Write a script to plot the probability density functions of three random variables: \(X_{1} \sim N(0, 3^2)\), \(X_{2} \sim N(10, 0.5^2)\), \(X_{3} \sim N(-2, 1^2)\).
This exercise has the goal of getting familiar with the central limit theorem (CLT). Suppose \(X_1, X_2, \dots, X_n\) is a sequence of i.i.d. random variables (not necessarily normal) with well defined mean \(\mu\) and variance \(\sigma^2\). Then, as \(n\) approaches infinity, the random variable \[\frac{X_1 + \dots + X_n}{n} \rightarrow \mathcal{N}(\mu, \sigma^2 / n)\]
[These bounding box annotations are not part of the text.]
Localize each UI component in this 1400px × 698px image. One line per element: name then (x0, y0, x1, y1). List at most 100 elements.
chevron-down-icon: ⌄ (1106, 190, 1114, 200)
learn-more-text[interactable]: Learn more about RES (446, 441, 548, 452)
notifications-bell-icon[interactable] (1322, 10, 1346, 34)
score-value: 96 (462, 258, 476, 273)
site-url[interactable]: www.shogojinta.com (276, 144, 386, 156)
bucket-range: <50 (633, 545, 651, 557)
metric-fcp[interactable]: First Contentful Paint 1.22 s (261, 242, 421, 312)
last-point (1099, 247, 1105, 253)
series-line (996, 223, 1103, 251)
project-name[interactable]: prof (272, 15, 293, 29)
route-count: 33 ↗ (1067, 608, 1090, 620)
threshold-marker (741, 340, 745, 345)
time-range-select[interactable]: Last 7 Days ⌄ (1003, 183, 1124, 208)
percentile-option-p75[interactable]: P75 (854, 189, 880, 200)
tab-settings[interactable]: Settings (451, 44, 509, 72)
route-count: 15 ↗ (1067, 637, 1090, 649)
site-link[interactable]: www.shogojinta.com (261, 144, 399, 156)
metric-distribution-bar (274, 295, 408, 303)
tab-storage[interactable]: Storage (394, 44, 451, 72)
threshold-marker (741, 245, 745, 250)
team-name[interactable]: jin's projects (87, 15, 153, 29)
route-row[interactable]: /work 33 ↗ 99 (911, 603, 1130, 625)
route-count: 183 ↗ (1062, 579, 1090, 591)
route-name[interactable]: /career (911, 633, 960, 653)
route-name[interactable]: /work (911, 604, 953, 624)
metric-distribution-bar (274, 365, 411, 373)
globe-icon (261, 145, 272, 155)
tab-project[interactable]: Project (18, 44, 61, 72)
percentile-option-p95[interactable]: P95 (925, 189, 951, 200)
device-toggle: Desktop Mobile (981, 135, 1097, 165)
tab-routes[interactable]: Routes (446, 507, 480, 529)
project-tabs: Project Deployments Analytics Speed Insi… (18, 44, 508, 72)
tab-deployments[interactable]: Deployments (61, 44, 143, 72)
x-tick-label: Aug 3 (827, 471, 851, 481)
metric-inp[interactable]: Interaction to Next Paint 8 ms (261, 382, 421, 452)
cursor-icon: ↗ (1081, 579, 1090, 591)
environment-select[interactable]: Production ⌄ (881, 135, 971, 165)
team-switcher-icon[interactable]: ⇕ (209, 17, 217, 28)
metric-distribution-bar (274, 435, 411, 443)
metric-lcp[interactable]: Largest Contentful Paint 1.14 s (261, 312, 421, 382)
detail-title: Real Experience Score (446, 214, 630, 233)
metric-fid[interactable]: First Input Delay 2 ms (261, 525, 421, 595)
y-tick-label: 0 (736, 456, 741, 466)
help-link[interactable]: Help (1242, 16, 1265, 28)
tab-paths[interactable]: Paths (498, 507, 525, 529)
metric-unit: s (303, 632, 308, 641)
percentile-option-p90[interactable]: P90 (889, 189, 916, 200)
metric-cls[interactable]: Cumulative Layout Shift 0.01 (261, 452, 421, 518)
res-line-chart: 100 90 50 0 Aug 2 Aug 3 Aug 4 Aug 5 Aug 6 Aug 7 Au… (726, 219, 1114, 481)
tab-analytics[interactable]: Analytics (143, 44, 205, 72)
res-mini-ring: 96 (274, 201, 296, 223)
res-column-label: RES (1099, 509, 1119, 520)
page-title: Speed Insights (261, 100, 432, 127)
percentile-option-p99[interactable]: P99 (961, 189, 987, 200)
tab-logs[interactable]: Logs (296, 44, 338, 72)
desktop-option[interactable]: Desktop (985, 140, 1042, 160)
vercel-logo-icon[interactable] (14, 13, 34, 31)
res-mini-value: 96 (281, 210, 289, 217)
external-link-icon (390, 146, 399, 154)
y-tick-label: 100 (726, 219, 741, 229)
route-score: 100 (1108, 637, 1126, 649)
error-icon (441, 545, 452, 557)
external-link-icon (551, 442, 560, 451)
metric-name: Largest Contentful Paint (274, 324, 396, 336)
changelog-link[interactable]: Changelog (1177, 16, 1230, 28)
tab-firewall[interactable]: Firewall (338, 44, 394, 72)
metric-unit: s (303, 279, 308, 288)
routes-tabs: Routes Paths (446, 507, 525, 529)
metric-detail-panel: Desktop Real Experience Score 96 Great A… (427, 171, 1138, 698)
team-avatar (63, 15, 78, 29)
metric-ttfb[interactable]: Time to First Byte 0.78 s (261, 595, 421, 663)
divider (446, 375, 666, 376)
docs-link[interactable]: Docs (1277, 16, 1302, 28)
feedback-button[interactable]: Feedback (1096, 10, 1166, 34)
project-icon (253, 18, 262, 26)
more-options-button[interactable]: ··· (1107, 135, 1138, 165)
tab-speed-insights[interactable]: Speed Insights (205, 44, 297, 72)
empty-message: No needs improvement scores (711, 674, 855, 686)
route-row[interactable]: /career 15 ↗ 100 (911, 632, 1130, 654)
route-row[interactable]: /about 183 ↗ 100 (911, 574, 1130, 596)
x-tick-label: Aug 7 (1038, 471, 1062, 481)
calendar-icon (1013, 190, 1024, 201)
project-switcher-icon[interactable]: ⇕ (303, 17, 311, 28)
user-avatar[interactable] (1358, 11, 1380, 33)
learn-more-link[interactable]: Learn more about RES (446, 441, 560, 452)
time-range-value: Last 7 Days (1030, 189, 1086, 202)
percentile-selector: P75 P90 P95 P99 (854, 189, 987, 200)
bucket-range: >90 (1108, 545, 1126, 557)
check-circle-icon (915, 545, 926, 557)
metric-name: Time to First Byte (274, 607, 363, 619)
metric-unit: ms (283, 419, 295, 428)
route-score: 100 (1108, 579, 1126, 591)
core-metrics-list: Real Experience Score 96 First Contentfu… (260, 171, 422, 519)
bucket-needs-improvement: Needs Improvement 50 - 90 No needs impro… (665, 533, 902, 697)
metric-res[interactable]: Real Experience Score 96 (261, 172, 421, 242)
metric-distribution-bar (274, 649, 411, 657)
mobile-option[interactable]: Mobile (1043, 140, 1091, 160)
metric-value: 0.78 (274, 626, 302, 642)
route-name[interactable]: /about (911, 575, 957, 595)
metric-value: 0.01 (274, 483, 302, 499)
For this exercise, sample \(100\) observations from a Bernoulli experiment with parameter \(p = 0.2\). Now take the expectation of this sample, using the function mean()
. Can you repeat this process for \(1000\) times? Remember how to use the for
loop. Now, take the \(1000\) generated sample means and plot them on a histogram. Is the shape of the sample familiar? Can you overlay the theoretical normal distribution that we expect from the CLT? You’ll have to remember mean and variance of the Bernoulli experiments.